"You need some power to hit the home run, some speed to accomplish a triple," Ohtani said through a translator. "To be able to do that at the major league level is going to lead to a lot of confidence. The important thing now is to try to continue this tomorrow."
Ohtani hit a three-run homer in the first inning and completed the feat with a single on a 3-2 pitch in the seventh. It was the Angels' sixth and final hit of the game. "I wasn't necessarily trying to hit a single," he said. "I was just trying to get on base, whether it was a base on balls or any other way because it was still a close game."
After a triple in his third at-bat, Ohtani's cycle quest became the focus of the game. "People were talking about it. It's not like a no-hitter when no one mentions it," said Angels manager Brad Ausmus, who was most impressed that the left-handed hitting Ohtani got his first three hits off a left-handed pitcher.
"We forget how young he is," Ausmus added. "He's in a new country, his second year here. He's 24 years old. He carries a lot on his shoulders, but he still stands pretty tall." Ohtani is the eighth Angels player to hit for the cycle and the first since Mike Trout on May 21, 2013.
"There's been so many other great Japanese players before me. Being the first to accomplish it makes me very happy," he said. Albert Pujols also homered for the Angels, becoming the sixth player ever with 200 home runs in each league. He hit 445 in 11 seasons with St. Louis and has 200 in eight years with the Angels, including 12 this season.

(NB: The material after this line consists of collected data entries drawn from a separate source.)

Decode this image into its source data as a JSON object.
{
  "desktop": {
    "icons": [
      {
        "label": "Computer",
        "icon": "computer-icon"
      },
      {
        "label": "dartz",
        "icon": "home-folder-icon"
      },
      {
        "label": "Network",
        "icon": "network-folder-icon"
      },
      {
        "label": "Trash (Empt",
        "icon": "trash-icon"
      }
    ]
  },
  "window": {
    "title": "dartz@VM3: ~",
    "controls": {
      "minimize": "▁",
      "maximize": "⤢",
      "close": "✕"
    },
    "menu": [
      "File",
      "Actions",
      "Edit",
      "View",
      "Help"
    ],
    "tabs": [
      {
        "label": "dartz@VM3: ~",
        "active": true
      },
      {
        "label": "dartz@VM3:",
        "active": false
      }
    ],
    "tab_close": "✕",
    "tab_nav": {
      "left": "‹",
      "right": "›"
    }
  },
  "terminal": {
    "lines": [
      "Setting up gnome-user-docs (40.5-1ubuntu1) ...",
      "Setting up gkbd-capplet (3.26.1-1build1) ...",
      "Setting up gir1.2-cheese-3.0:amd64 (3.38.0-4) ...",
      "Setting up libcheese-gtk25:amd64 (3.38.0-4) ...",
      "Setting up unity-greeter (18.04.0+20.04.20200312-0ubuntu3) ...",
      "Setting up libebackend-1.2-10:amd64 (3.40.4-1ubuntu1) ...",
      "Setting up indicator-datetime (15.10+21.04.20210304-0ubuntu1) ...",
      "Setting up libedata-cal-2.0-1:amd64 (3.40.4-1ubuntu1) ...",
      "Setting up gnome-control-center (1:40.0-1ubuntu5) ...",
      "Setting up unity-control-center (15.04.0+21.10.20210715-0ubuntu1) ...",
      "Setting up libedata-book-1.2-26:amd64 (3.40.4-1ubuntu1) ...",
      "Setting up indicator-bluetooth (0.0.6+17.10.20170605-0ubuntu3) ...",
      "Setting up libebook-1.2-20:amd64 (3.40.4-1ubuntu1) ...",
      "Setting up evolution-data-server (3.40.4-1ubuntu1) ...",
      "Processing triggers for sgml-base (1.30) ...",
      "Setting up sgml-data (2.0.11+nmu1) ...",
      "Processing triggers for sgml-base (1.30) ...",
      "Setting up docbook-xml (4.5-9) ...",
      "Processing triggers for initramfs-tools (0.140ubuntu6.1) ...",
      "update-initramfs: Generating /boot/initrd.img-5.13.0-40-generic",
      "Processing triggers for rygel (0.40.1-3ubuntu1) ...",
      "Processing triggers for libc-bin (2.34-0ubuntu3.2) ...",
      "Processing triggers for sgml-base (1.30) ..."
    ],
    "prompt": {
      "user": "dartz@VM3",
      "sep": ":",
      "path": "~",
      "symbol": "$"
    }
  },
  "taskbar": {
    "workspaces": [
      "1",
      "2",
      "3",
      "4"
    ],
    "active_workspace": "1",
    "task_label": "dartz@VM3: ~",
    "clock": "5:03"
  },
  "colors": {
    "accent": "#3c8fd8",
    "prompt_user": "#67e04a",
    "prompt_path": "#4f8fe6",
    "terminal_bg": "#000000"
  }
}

Ohtani's homer came on Ryan Yarbrough's 10th pitch of the game after a double by Tommy La Stella and a walk to Trout. It was Ohtani's eighth homer of the season and sixth in 11 games. He led off the third with a double and tripled in the fifth before Pujols' home run. A two-out single in the seventh completed the cycle in just four plate appearances, and fans at Tropicana Field gave him a standing ovation.
The game was held up 36 minutes by a power delay in the fourth with the Angels leading 3-0. The power outage was caused by a fire at a nearby substation. "I don't think I've ever seen that happen before," Yarbrough said. "Of all things, it was kind of cool when everyone turned their (cellphone) lights on. It kind of looked like a little concert and then people got energized into the game after that. That was kind of cool."
Tommy Pham had two hits and drove in two for the Rays, who have lost three straight. Yarbrough (5-3) gave up five runs and five hits (all for extra bases) in six innings, striking out four. Angels starter Tyler Skaggs (5-6) pitched five innings, giving up three runs and seven hits while striking out five in the Angels' third straight win.
Cam Bedrosian pitched the ninth for his first save. OHTANI BACK ON A MOUND SOON Ohtani won't pitch again until next season, but he might be on a mound again within a month. Relegated to a DH role while recovering from Oct. 1 Tommy John surgery, the 2018 AL Rookie of the Year might be throwing off a mound before the All-Star break. "I won't say it's probable, but it's possible," Ausmus said.
TRAINER'S ROOM Angels: INF David Fletcher was a late scratch due to left shoulder soreness but entered the game at 3B in the eighth inning. ... SS Andrelton Simmons (sprained left ankle) will face live pitching next week and will probably be activated before the end of the month.
Rays: INF Joey Wendle (fractured right wrist) will be activated Friday. ... INF Matt Duffy (strained left hamstring) might be ready to resume a rehab assignment next week. ... INF Christian Arroyo (right forearm tendinitis) was put on the 10-day IL.
UP NEXT LHP Andrew Heaney (0-1) will make his fourth start of the season for the Angels on Friday night against LHP Blake Snell (4-5). Snell's win at Boston on Sunday was his first since May 6.